Untrusted software and security click-through warnings
Matthew Paul Thomas
mpt at canonical.com
Tue Oct 16 23:09:57 UTC 2007
On Oct 16, 2007, at 11:26 PM, Alexander Sack wrote:
> My opinion is clearly that we should come up with a decent and
> standardized way to add third party applications that we can actually
> _control_ and design in a way that at least gives our users a chance
> to educate themselves before taking any action.

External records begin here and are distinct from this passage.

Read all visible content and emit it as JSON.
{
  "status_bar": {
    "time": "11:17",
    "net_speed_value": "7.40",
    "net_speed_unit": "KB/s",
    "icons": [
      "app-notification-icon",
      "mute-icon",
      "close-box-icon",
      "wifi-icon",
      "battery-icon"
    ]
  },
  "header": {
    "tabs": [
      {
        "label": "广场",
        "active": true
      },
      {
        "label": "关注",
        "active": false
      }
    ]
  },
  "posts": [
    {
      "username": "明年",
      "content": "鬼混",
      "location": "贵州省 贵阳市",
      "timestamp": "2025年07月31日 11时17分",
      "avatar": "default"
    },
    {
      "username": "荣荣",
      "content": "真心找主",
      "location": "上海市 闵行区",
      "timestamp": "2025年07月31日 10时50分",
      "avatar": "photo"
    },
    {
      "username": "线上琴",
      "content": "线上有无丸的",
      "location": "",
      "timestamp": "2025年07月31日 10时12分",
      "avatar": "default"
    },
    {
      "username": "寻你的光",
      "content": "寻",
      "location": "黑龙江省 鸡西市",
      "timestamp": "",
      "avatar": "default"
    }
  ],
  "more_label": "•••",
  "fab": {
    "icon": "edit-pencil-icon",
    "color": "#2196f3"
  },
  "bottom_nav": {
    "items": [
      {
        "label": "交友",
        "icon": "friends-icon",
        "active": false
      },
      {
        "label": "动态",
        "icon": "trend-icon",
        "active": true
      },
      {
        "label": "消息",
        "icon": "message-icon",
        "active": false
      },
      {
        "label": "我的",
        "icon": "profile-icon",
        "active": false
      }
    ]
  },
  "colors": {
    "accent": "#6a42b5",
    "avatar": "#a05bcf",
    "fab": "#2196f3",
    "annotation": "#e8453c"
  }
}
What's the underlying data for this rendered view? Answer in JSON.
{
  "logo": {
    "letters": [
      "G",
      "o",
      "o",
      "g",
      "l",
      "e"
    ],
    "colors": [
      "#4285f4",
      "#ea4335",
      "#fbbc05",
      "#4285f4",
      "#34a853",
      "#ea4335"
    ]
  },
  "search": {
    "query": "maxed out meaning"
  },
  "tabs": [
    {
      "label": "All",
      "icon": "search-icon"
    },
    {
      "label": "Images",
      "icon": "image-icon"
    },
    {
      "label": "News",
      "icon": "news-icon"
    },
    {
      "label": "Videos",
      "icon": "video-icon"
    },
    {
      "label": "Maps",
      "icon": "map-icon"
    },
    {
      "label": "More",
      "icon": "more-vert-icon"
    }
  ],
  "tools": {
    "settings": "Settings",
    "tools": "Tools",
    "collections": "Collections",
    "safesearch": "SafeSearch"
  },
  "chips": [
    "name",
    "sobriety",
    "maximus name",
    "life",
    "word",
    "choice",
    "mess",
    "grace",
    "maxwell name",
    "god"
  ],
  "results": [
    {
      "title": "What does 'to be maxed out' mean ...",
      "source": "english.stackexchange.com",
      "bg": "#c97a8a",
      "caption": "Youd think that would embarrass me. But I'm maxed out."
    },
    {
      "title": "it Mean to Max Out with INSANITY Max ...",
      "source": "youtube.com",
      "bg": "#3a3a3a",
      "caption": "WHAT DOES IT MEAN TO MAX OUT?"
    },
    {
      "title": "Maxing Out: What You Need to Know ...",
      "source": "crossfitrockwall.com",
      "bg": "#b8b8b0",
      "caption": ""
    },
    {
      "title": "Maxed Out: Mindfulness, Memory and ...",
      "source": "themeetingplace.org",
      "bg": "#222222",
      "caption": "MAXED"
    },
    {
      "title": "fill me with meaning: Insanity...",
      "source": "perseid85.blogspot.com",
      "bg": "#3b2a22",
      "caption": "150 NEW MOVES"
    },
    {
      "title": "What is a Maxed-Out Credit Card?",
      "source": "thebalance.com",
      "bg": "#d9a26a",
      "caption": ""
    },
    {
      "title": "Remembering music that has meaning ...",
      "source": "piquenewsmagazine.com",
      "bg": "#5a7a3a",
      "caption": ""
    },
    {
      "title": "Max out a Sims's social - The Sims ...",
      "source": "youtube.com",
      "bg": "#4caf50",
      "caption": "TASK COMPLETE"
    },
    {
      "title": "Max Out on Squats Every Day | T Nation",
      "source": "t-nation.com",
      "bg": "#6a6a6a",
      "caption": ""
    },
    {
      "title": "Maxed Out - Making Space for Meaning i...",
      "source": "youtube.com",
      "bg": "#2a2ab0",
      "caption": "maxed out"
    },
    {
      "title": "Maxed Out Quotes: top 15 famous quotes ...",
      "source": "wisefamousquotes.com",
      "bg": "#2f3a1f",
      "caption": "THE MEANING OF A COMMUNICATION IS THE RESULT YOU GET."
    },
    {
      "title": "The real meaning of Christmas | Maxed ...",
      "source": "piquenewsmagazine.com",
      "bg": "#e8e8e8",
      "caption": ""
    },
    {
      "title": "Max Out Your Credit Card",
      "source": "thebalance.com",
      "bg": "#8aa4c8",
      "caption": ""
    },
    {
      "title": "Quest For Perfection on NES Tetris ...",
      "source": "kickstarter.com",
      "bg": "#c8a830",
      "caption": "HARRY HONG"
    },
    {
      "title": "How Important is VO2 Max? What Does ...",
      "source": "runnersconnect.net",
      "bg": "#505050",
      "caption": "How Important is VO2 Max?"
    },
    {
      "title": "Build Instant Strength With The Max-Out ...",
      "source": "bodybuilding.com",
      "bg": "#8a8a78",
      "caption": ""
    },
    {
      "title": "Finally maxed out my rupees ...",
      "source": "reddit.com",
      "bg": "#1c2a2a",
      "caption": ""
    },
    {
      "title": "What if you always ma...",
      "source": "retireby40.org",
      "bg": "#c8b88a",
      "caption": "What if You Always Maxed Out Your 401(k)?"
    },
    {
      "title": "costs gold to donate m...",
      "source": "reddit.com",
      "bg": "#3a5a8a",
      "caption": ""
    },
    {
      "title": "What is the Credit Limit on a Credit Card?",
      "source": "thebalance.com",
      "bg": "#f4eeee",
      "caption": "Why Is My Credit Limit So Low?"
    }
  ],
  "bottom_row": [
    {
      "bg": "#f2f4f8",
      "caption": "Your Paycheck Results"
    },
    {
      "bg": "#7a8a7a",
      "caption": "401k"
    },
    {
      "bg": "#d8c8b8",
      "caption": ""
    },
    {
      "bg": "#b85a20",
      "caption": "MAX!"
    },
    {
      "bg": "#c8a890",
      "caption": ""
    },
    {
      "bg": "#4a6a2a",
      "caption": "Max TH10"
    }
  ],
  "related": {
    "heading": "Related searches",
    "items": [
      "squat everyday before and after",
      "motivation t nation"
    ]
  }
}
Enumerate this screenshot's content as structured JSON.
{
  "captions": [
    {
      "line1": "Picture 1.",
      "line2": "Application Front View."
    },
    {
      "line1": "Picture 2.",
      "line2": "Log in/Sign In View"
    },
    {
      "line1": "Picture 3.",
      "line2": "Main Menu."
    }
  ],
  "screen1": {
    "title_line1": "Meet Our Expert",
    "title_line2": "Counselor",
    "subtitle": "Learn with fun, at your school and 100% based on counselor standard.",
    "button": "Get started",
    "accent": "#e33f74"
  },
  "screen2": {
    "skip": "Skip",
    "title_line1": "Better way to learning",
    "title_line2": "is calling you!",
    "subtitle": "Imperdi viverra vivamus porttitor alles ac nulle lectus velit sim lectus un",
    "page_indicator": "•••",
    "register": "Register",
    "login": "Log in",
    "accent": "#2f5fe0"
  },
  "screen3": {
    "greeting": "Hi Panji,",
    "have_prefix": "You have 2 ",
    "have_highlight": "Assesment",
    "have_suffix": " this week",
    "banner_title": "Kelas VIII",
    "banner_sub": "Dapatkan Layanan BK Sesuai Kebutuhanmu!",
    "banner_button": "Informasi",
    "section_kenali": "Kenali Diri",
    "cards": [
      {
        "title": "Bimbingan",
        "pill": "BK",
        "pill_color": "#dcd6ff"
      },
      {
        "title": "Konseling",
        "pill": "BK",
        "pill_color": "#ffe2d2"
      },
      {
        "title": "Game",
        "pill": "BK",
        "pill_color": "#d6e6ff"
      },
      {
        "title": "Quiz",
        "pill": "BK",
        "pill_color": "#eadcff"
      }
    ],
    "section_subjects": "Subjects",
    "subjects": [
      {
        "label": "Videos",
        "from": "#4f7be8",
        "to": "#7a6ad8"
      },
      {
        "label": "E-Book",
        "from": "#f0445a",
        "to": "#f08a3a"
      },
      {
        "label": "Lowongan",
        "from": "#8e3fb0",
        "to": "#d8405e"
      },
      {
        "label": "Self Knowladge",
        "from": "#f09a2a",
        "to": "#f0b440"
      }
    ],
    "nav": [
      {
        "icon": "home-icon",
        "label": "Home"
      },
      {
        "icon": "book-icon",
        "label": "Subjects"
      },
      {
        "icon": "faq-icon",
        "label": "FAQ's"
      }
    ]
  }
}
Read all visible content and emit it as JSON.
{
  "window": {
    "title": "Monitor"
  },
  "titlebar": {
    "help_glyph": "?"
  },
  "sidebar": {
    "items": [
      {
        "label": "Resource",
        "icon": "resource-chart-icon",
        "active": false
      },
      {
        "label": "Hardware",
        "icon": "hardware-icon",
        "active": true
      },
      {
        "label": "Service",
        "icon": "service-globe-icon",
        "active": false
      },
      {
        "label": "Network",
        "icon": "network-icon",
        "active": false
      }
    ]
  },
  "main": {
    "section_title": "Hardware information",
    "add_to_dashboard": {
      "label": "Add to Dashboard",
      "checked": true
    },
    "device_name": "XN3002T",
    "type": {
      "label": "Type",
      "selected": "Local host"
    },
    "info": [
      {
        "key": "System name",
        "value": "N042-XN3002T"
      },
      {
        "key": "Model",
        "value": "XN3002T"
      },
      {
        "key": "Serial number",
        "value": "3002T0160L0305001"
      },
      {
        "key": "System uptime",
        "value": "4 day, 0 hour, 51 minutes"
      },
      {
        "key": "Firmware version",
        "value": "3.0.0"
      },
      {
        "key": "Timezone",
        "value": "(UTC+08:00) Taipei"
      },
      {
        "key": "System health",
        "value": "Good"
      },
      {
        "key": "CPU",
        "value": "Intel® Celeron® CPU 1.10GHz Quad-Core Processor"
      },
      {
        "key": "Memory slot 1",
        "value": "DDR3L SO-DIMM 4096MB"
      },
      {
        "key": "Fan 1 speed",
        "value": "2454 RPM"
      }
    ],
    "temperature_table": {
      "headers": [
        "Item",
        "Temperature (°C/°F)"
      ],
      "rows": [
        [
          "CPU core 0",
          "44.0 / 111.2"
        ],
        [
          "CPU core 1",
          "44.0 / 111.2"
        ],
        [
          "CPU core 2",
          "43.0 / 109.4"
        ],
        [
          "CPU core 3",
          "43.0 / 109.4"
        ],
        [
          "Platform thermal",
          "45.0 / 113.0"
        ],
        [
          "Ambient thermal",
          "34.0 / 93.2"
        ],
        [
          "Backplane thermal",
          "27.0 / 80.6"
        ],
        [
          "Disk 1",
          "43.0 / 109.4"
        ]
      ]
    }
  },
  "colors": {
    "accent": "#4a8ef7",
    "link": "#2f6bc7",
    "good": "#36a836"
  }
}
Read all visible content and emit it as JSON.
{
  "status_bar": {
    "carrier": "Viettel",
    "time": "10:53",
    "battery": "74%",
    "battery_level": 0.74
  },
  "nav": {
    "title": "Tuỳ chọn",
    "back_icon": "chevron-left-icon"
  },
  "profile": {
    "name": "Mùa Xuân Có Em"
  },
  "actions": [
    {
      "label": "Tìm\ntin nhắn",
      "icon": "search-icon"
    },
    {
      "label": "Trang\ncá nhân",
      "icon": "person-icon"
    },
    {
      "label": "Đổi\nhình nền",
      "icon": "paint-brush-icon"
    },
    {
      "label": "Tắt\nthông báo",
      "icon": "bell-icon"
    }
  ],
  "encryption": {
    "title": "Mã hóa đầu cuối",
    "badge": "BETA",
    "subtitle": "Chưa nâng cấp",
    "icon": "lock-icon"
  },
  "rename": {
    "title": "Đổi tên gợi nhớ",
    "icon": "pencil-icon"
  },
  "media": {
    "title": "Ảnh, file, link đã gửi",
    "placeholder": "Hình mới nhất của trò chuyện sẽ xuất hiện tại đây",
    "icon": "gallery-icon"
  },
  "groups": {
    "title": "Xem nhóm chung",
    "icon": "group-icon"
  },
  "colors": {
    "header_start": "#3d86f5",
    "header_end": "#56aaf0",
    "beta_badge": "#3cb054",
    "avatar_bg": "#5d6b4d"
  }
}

> If you just ignore the demand to install third party applications from
> third party repositories you will likely train our user-base to just
> google the internet and follow arbitrary instructions they find - which
> can't be what we want.
I think the word "instead" hasn't been used enough in this discussion
so far. :-) People want to install third-party software. We can make it
easy for them, or we can make it hard for them, but that's attacking
the supply side, which is only part of the problem. (Here the labelling
of new software as "crack" is an apt analogy.) How should we tackle the
demand side? How should we encourage users to use official repositories
One way would be to make the tool that provides attractive software
listings (currently "Add/Remove Applications") also the only practical
way of installing third-party software. This would involve merging
gdebi into Add/Remove Applications; merging "Software Sources" into
Add/Remove Applications; and making the repository listing something
that could not practically be edited using copied-and-pasted terminal
commands (e.g. XML rather than space-delimited fields).
That way, any Web site's instructions for installing their software
would involve navigating past the Ubuntu Software Library of officially
sanctioned software, and we'd have a good chance of attracting people
into getting their software from the right sources.